China is the major player in that market growth, with India a close second:
Import lines from emerging markets, including Mexico, India, China, and Thailand, increased faster between 2002 and 2009 than lines from developed markets, and this disparity is likely to continue. China and India are each expected to see a more than 400% increase in their product exports between now and 2020, with China accounting for nearly 20% of all global product exports by that time… China and India are each expected to see 9% annual growth in food exports between 2010 and 2020.
And with surprising frankness, the FDA admitted that it cannot keep up:
FDA does not — nor will it — have the resources to adequately keep pace with the pressures of globalization. In 2008 the Government Accountability Office recommended that FDA increase inspections of foreign drug establishments and improve information it receives to manage overseas inspections. But at current rates, it would take an estimated nine years for FDA to inspect every high- priority pharmaceutical facility just once. The same holds for food products. [The 2011 Food Safety Modernization Act] directs the agency to inspect at least 600 foreign food facilities within the next year and double those inspections every year for the next five. While the goal may be attainable in the first year, it would be impossible for FDA to complete 19,200 foreign food inspections in year six without a substantial increase in resources or a complete overhaul in the way it operates.

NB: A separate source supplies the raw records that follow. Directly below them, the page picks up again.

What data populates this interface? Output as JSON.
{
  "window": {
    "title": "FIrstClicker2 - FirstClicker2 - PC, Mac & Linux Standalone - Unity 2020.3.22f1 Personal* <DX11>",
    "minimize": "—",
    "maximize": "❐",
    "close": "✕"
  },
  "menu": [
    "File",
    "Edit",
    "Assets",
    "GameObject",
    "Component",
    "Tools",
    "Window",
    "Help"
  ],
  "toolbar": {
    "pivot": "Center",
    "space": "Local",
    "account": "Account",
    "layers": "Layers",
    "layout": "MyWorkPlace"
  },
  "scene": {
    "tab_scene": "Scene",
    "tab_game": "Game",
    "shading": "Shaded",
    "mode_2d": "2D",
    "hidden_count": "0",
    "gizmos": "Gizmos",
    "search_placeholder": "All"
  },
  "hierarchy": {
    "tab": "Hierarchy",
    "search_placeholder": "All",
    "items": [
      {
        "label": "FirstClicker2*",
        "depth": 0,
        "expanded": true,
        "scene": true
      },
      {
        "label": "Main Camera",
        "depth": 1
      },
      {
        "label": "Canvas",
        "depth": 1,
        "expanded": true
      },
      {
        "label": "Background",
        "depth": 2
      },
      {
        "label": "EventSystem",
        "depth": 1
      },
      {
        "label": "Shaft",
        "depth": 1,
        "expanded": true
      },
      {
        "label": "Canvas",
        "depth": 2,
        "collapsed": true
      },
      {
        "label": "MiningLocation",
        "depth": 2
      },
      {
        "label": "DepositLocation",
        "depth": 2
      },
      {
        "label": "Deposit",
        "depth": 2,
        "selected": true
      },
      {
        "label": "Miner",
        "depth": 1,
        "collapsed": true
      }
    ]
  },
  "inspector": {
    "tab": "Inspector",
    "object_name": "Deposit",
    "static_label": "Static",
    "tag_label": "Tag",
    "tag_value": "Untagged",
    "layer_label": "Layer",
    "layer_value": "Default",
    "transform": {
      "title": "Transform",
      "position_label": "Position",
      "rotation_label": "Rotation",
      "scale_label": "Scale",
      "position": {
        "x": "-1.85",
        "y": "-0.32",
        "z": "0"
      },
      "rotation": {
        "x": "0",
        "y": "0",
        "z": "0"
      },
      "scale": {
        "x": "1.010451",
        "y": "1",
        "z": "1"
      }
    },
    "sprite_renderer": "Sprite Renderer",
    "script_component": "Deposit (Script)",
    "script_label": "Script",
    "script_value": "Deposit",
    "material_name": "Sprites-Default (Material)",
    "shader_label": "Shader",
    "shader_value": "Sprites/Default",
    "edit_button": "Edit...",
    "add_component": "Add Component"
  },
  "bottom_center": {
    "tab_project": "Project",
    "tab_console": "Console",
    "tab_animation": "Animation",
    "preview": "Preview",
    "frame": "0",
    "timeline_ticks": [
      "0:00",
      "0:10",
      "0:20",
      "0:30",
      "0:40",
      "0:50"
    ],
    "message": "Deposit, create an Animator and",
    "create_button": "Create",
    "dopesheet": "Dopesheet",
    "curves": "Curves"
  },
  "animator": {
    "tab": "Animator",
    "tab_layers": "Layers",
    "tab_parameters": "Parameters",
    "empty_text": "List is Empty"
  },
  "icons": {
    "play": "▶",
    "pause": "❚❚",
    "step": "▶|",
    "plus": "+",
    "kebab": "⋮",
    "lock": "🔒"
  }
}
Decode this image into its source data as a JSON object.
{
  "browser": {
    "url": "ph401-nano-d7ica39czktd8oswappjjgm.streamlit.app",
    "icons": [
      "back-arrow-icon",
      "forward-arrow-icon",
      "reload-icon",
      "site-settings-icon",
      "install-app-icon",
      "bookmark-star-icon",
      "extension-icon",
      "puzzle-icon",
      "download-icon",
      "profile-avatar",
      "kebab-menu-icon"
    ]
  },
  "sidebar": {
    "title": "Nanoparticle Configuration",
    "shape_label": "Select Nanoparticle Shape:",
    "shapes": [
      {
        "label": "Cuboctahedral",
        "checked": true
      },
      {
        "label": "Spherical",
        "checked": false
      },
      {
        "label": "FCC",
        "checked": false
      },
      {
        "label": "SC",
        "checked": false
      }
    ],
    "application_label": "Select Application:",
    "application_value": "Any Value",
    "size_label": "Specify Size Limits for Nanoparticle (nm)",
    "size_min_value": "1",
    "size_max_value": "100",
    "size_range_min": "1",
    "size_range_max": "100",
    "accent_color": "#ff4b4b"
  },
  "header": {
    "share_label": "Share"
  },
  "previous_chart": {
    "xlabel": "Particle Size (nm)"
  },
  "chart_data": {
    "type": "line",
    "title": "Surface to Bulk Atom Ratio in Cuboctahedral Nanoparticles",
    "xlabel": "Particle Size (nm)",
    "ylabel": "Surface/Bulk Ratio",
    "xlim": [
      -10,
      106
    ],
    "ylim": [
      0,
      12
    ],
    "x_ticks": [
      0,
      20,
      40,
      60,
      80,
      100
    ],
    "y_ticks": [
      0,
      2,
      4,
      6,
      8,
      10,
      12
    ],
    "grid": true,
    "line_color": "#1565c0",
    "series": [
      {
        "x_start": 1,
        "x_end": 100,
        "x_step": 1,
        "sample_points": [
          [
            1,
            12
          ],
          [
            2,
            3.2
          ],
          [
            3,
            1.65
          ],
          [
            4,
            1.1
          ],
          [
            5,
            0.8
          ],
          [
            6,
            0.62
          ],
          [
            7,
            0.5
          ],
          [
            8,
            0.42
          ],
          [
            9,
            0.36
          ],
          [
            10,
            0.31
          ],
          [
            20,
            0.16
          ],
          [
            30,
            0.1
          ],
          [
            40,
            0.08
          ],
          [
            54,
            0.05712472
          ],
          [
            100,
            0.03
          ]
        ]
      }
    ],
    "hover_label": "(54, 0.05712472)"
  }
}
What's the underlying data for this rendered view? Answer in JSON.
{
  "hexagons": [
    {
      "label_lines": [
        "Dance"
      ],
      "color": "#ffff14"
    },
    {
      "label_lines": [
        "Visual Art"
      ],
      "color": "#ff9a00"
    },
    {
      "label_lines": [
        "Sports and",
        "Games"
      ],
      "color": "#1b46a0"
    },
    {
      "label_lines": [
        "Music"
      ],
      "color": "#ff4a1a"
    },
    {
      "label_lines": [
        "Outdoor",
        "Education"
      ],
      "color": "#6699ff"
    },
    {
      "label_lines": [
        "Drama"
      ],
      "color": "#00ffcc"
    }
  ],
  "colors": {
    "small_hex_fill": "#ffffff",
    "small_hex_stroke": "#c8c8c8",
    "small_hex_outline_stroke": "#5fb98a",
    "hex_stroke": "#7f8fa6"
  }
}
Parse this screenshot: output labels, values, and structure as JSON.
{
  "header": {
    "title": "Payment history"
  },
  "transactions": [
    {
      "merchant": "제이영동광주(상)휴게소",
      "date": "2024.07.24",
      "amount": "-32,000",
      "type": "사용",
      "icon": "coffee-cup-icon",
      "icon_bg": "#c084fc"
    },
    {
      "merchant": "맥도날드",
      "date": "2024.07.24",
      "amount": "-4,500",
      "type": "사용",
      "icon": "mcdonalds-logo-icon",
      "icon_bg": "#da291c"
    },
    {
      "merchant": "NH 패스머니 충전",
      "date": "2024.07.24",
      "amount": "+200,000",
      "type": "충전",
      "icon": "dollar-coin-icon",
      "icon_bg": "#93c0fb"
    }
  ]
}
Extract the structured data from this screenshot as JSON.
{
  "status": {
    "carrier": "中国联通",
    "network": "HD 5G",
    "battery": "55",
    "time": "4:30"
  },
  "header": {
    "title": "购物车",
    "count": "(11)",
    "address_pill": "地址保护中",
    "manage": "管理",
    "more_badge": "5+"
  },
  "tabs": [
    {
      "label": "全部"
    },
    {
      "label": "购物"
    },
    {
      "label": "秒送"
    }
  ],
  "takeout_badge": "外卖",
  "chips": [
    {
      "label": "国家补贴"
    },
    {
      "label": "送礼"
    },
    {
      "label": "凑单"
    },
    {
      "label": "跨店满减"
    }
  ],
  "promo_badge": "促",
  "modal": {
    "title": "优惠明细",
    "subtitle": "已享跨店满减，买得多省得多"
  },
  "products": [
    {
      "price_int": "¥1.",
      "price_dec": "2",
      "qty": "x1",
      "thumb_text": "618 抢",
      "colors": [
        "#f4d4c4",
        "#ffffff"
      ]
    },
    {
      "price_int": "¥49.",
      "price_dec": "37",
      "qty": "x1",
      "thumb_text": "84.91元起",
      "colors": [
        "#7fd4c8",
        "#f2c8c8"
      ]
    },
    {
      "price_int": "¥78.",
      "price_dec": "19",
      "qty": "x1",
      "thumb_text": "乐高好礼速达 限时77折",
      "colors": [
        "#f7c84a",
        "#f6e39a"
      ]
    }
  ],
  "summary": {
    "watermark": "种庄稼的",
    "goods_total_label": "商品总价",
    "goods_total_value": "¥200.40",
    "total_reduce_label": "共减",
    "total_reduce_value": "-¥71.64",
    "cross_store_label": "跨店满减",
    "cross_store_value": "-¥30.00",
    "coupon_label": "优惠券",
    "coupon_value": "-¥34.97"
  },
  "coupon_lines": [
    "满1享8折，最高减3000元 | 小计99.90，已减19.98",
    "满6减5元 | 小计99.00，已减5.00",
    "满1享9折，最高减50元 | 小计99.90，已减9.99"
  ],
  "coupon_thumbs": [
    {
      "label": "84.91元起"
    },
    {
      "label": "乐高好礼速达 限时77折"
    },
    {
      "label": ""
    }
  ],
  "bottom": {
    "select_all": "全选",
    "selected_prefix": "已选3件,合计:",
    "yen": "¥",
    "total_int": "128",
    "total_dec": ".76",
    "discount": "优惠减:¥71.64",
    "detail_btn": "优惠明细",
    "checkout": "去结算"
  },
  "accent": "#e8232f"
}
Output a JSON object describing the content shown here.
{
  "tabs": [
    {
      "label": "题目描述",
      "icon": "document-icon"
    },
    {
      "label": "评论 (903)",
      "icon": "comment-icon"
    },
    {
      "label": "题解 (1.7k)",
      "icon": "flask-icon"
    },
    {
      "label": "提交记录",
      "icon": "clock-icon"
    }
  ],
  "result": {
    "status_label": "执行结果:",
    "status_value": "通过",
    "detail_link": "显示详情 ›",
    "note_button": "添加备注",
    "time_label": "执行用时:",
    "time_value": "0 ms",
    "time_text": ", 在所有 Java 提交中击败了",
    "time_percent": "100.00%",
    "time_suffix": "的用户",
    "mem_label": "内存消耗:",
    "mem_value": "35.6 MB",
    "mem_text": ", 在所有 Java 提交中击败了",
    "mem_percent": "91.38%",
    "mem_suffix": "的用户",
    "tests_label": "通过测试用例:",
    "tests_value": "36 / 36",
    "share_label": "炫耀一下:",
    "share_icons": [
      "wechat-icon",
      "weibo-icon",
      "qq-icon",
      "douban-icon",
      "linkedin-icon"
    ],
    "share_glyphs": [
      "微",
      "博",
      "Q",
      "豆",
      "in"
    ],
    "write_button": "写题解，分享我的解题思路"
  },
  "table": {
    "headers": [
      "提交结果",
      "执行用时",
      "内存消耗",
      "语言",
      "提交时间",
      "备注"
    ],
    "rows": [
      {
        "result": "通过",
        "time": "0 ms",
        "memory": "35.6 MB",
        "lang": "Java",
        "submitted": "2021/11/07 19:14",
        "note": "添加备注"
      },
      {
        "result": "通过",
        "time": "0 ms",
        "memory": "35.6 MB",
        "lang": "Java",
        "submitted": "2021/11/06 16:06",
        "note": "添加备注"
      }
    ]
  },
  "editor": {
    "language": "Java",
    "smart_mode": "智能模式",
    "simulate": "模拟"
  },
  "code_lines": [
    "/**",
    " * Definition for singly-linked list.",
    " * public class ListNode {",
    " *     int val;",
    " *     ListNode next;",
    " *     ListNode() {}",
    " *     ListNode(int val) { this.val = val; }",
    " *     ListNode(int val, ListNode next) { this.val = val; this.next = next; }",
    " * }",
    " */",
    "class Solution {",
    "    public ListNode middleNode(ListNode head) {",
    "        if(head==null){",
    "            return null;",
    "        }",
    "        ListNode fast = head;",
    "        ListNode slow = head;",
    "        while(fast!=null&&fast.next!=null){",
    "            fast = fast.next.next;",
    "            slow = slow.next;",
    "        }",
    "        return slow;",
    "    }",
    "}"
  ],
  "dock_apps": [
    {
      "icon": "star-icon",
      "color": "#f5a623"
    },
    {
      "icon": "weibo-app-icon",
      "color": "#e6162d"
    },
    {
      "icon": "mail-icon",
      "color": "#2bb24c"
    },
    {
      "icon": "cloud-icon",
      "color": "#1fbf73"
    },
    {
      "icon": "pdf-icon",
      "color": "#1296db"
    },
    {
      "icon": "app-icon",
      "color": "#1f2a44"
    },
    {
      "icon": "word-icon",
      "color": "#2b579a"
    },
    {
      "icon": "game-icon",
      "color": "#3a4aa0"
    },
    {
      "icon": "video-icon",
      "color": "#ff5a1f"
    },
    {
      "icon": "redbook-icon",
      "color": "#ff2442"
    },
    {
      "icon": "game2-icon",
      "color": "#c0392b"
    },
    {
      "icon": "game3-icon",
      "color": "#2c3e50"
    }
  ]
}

(Just to be clear, the FDA is not getting “a substantial increase in resources.” As Food Safety News reported after the budget deal was struck, the agency initially faced deep cuts and now at best will have flat funding.)
The FDA isn’t alone in thinking it isn’t up to the job of policing imported food. The Office of the Inspector General in its parent department, Health and Human Services, said in June that the agency is performing erratically in policing recalls of imported foods. In April, the Government Accountability Office said that, even given its limited resources, the FDA needs to do a better job policing imported seafood specifically.
China, the GAO report said,is the largest single supplier of seafood imported to the US. But in the past 6 years, the FDA has inspected 41 — 1.5 percent — of the 2,744 Chinese seafood processors selling to the U.S.